В бумагах императрицы Елизаветы Алексеевны сохранилась составленная ею записка, в которой она описывает первые впечатления, испытанные ею по приезде в Россию. Принцесса сильно волновалась предстоявшим ей свиданием с императрицей Екатериной, все значение которого она ясно сознавала, несмотря на свой почти детский возраст.
"Мы приехали, с сестрой Фредерикой, между восемью и девятью часами вечера, записала принцесса. В Стрельне, на последней станции перед Петербургом, нас встретил г. Салтыков (Николай Иванович), камергер, которого государыня назначила дежурить при нас и прислала его нам навстречу, чтобы поздравить нас с приездом. Графиня Шувалова (Екатерина Петровна) и Стрекалова (?) сели к нам в экипаж.
Все эти приготовления к моменту, самому интересному в моей жизни, всю важность которого я уже чувствовала, глубоко волновали меня и когда, при въезде в городские ворота, мои спутники воскликнули: "Вот мы и в Петербурге", то, пользуясь темнотой, я быстро взяла руку сестры, и, по мере приближения, мы все больше и больше сжимали друг другу руки, и этим немым языком мы выражали чувства, волновавшие нашу душу.

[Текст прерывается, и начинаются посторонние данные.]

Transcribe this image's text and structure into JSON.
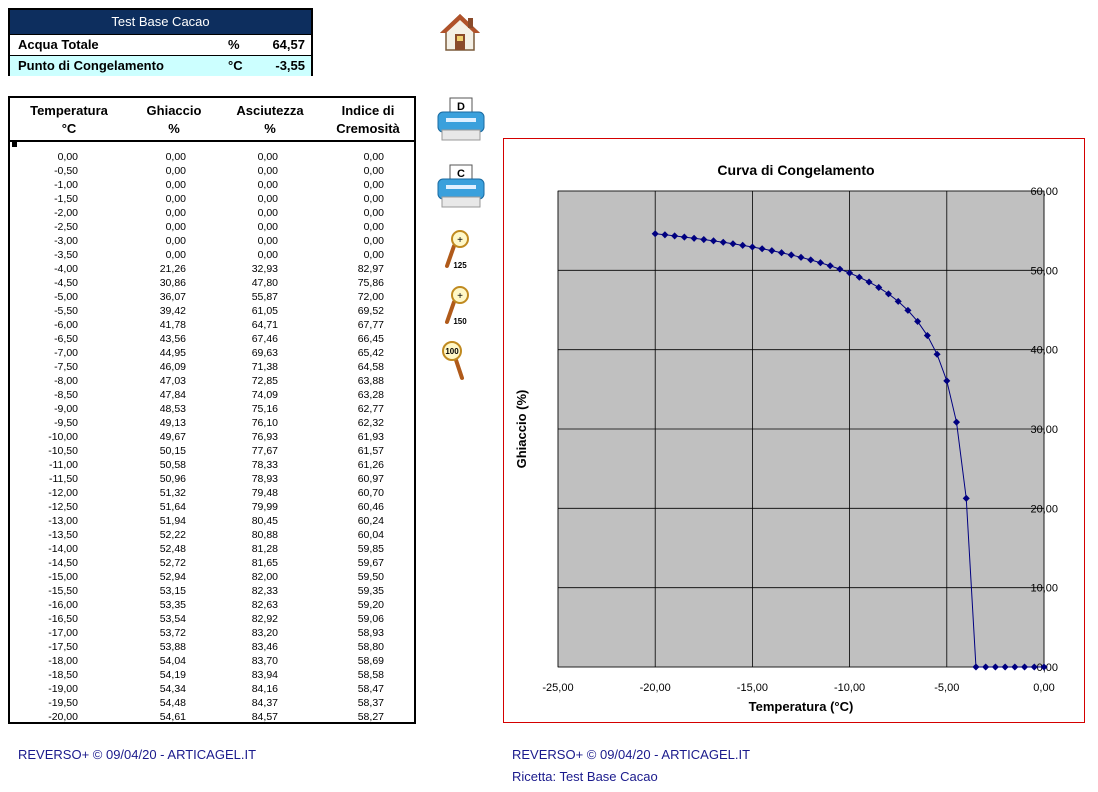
{
  "summary": {
    "title": "Test Base Cacao",
    "rows": [
      {
        "label": "Acqua Totale",
        "unit": "%",
        "value": "64,57"
      },
      {
        "label": "Punto di Congelamento",
        "unit": "°C",
        "value": "-3,55"
      }
    ]
  },
  "table": {
    "headers": [
      {
        "line1": "Temperatura",
        "line2": "°C"
      },
      {
        "line1": "Ghiaccio",
        "line2": "%"
      },
      {
        "line1": "Asciutezza",
        "line2": "%"
      },
      {
        "line1": "Indice di",
        "line2": "Cremosità"
      }
    ],
    "rows": [
      [
        "0,00",
        "0,00",
        "0,00",
        "0,00"
      ],
      [
        "-0,50",
        "0,00",
        "0,00",
        "0,00"
      ],
      [
        "-1,00",
        "0,00",
        "0,00",
        "0,00"
      ],
      [
        "-1,50",
        "0,00",
        "0,00",
        "0,00"
      ],
      [
        "-2,00",
        "0,00",
        "0,00",
        "0,00"
      ],
      [
        "-2,50",
        "0,00",
        "0,00",
        "0,00"
      ],
      [
        "-3,00",
        "0,00",
        "0,00",
        "0,00"
      ],
      [
        "-3,50",
        "0,00",
        "0,00",
        "0,00"
      ],
      [
        "-4,00",
        "21,26",
        "32,93",
        "82,97"
      ],
      [
        "-4,50",
        "30,86",
        "47,80",
        "75,86"
      ],
      [
        "-5,00",
        "36,07",
        "55,87",
        "72,00"
      ],
      [
        "-5,50",
        "39,42",
        "61,05",
        "69,52"
      ],
      [
        "-6,00",
        "41,78",
        "64,71",
        "67,77"
      ],
      [
        "-6,50",
        "43,56",
        "67,46",
        "66,45"
      ],
      [
        "-7,00",
        "44,95",
        "69,63",
        "65,42"
      ],
      [
        "-7,50",
        "46,09",
        "71,38",
        "64,58"
      ],
      [
        "-8,00",
        "47,03",
        "72,85",
        "63,88"
      ],
      [
        "-8,50",
        "47,84",
        "74,09",
        "63,28"
      ],
      [
        "-9,00",
        "48,53",
        "75,16",
        "62,77"
      ],
      [
        "-9,50",
        "49,13",
        "76,10",
        "62,32"
      ],
      [
        "-10,00",
        "49,67",
        "76,93",
        "61,93"
      ],
      [
        "-10,50",
        "50,15",
        "77,67",
        "61,57"
      ],
      [
        "-11,00",
        "50,58",
        "78,33",
        "61,26"
      ],
      [
        "-11,50",
        "50,96",
        "78,93",
        "60,97"
      ],
      [
        "-12,00",
        "51,32",
        "79,48",
        "60,70"
      ],
      [
        "-12,50",
        "51,64",
        "79,99",
        "60,46"
      ],
      [
        "-13,00",
        "51,94",
        "80,45",
        "60,24"
      ],
      [
        "-13,50",
        "52,22",
        "80,88",
        "60,04"
      ],
      [
        "-14,00",
        "52,48",
        "81,28",
        "59,85"
      ],
      [
        "-14,50",
        "52,72",
        "81,65",
        "59,67"
      ],
      [
        "-15,00",
        "52,94",
        "82,00",
        "59,50"
      ],
      [
        "-15,50",
        "53,15",
        "82,33",
        "59,35"
      ],
      [
        "-16,00",
        "53,35",
        "82,63",
        "59,20"
      ],
      [
        "-16,50",
        "53,54",
        "82,92",
        "59,06"
      ],
      [
        "-17,00",
        "53,72",
        "83,20",
        "58,93"
      ],
      [
        "-17,50",
        "53,88",
        "83,46",
        "58,80"
      ],
      [
        "-18,00",
        "54,04",
        "83,70",
        "58,69"
      ],
      [
        "-18,50",
        "54,19",
        "83,94",
        "58,58"
      ],
      [
        "-19,00",
        "54,34",
        "84,16",
        "58,47"
      ],
      [
        "-19,50",
        "54,48",
        "84,37",
        "58,37"
      ],
      [
        "-20,00",
        "54,61",
        "84,57",
        "58,27"
      ]
    ]
  },
  "toolbar": {
    "home_icon": "house-icon",
    "print_d_label": "D",
    "print_c_label": "C",
    "zoom_125_label": "125",
    "zoom_150_label": "150",
    "zoom_100_label": "100"
  },
  "colors": {
    "header_bg": "#0d2e5e",
    "highlight_row": "#ccffff",
    "plot_bg": "#c0c0c0",
    "series": "#000080",
    "frame": "#d40000",
    "footer_text": "#1a1a8c"
  },
  "chart_data": {
    "type": "line",
    "title": "Curva di Congelamento",
    "xlabel": "Temperatura (°C)",
    "ylabel": "Ghiaccio (%)",
    "xlim": [
      -25,
      0
    ],
    "ylim": [
      0,
      60
    ],
    "xticks": [
      "-25,00",
      "-20,00",
      "-15,00",
      "-10,00",
      "-5,00",
      "0,00"
    ],
    "yticks": [
      "0,00",
      "10,00",
      "20,00",
      "30,00",
      "40,00",
      "50,00",
      "60,00"
    ],
    "grid": true,
    "legend": "none",
    "series": [
      {
        "x": [
          0,
          -0.5,
          -1,
          -1.5,
          -2,
          -2.5,
          -3,
          -3.5,
          -4,
          -4.5,
          -5,
          -5.5,
          -6,
          -6.5,
          -7,
          -7.5,
          -8,
          -8.5,
          -9,
          -9.5,
          -10,
          -10.5,
          -11,
          -11.5,
          -12,
          -12.5,
          -13,
          -13.5,
          -14,
          -14.5,
          -15,
          -15.5,
          -16,
          -16.5,
          -17,
          -17.5,
          -18,
          -18.5,
          -19,
          -19.5,
          -20
        ],
        "y": [
          0,
          0,
          0,
          0,
          0,
          0,
          0,
          0,
          21.26,
          30.86,
          36.07,
          39.42,
          41.78,
          43.56,
          44.95,
          46.09,
          47.03,
          47.84,
          48.53,
          49.13,
          49.67,
          50.15,
          50.58,
          50.96,
          51.32,
          51.64,
          51.94,
          52.22,
          52.48,
          52.72,
          52.94,
          53.15,
          53.35,
          53.54,
          53.72,
          53.88,
          54.04,
          54.19,
          54.34,
          54.48,
          54.61
        ]
      }
    ]
  },
  "footer": {
    "left": "REVERSO+ © 09/04/20 - ARTICAGEL.IT",
    "right": "REVERSO+ © 09/04/20 - ARTICAGEL.IT",
    "recipe": "Ricetta: Test Base Cacao"
  }
}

Мы остановились в Шепелевском дворце. Я вбежала по ступенькам большой прекрасно освещённой лестницы. У графини Шуваловой и Стрекаловой ноги были слабы, и потому они остались далеко позади. Г. Салтыков шел со мной, но он остался в приемной. Я пробежала все комнаты, не останавливаясь, наконец, я вошла в спальню, убранную мебелью малинового цвета.
Войдя, я увидела двух дам и господина; быстрее молнии у меня промелькнуло соображение: "Я в Петербурге у императрицы: конечно, это она меня встречает, это, наверное она, и я подошла поцеловать руку той, которая более была похожа на портрет государыни, составленный в моем воображении; несколько лет спустя, по самому распространённому портрету, который я видела, я наверно не узнала бы ее так скоро.

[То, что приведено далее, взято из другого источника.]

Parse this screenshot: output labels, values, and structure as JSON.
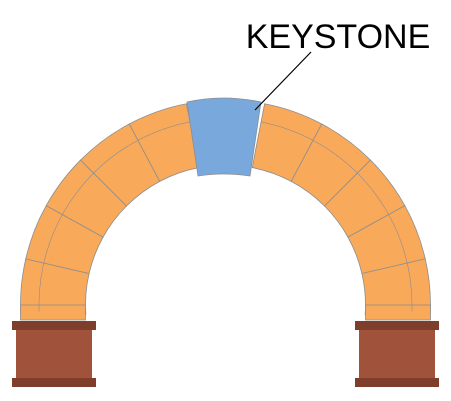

С нею был князь Платон Зубов и графиня Браницкая (Александра Васильевна), племянница князя Потемкина.
Императрица сказала мне, что она в восторге видеть меня. Я передала ей выражение почтительной преданности от моей матери. Тем временем подошли графиня Шувалова с моей сестрою. Побеседовав с нами несколько минут, императрица удалилась, а я, вплоть до отхода ко сну, вся отдалась волшебному впечатлению, охватившему меня при виде всего окружавшего. Ничто не производило на меня такого сильного впечатления, как двор Екатерины, когда я увидала его в первый раз.

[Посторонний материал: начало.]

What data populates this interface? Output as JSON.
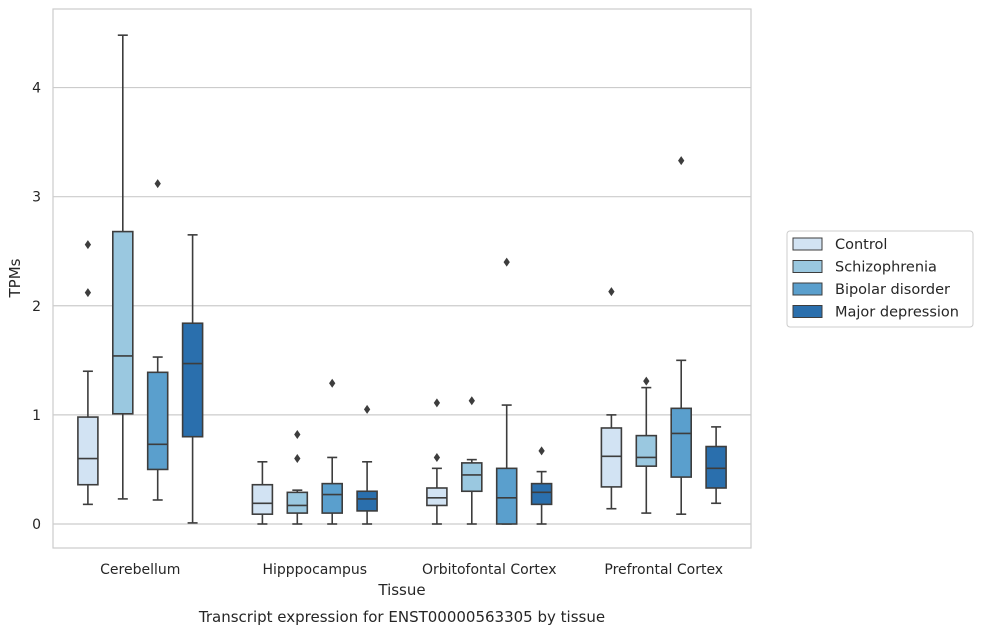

На другой день после нашего приезда, все время было посвящено уборке наших волос по моде двора и примеркой русского платья, и мы должны были быть представлены великому князю (Павел Петрович) и великой княгине (Мария Федоровна). Я в первый раз в жизни была в фижмах и с напудренной прической.
Вечером, в 6 или 7 часов, нас повели к великому князю, который принял нас очень хорошо; великая княгиня осыпала меня ласками, говорила со мною о моей матери, обо всей моей семье, говорила, как мне должно было быть тяжело расстаться с ними. Этим обращением она вполне покорила мое сердце, и не моя вина, если эта моя привязанность к ней не обратилась навсегда в любовь дочери к уважаемой матери.
Нас усадили, великий князь послал за великими князьями и великими княжнами. Я, как сейчас вижу, как они входят. Я следила за великим князем Александром со вниманием, настолько, насколько это позволяло приличие".
Первое впечатление, произведенное на принцессу Елизавету великим князем Александром Павловичем, было далеко не так благоприятно, как можно было ожидать: она нашла, что "он был красив, но не так, однако, как его описывали ей". При первой встрече, он был с нею нелюбезен, неприветлив, даже не подошел к ней, смотрел на нее довольно неприязненно, за весь вечер не сказали ей ни слова и как будто умышленно старался избегать ее.
Вообще, он долго был с нею "весьма робок и стыдлив", и только мало-помалу сделался обходительнее. Маленькие собрания в Эрмитаже, в очень тесном кружке, вечера, проводимые вместе, у круглого стола, в бриллиантовой комнате, где молодежь играла в секретари или рассматривала эстампы, - все это привело понемногу к сближению.
"И вот однажды, приблизительно недель шесть спустя после приезда принцессы, за круглыми столом в бриллиантовой комнате, где мы рисовали вместе с остальными, - рассказывает об этом эпизоде Елизавета Алексеевна, - великий князь потихоньку от других передал мне письмо, в виде объяснения, которое он только что написал.
Он писал, что по приказанию родителей, он мне сообщает о том, что они меня любит, и спрашивал, могу ли я отвечать на его чувства, и может ли он надеяться, что я буду счастлива, выйдя за него замуж. Я, тоже на клочке бумаги (chiffon de papier), ответила ему в утвердительном смысле, прибавив, что я повинуюсь желанию моих родителей, приславших меня сюда".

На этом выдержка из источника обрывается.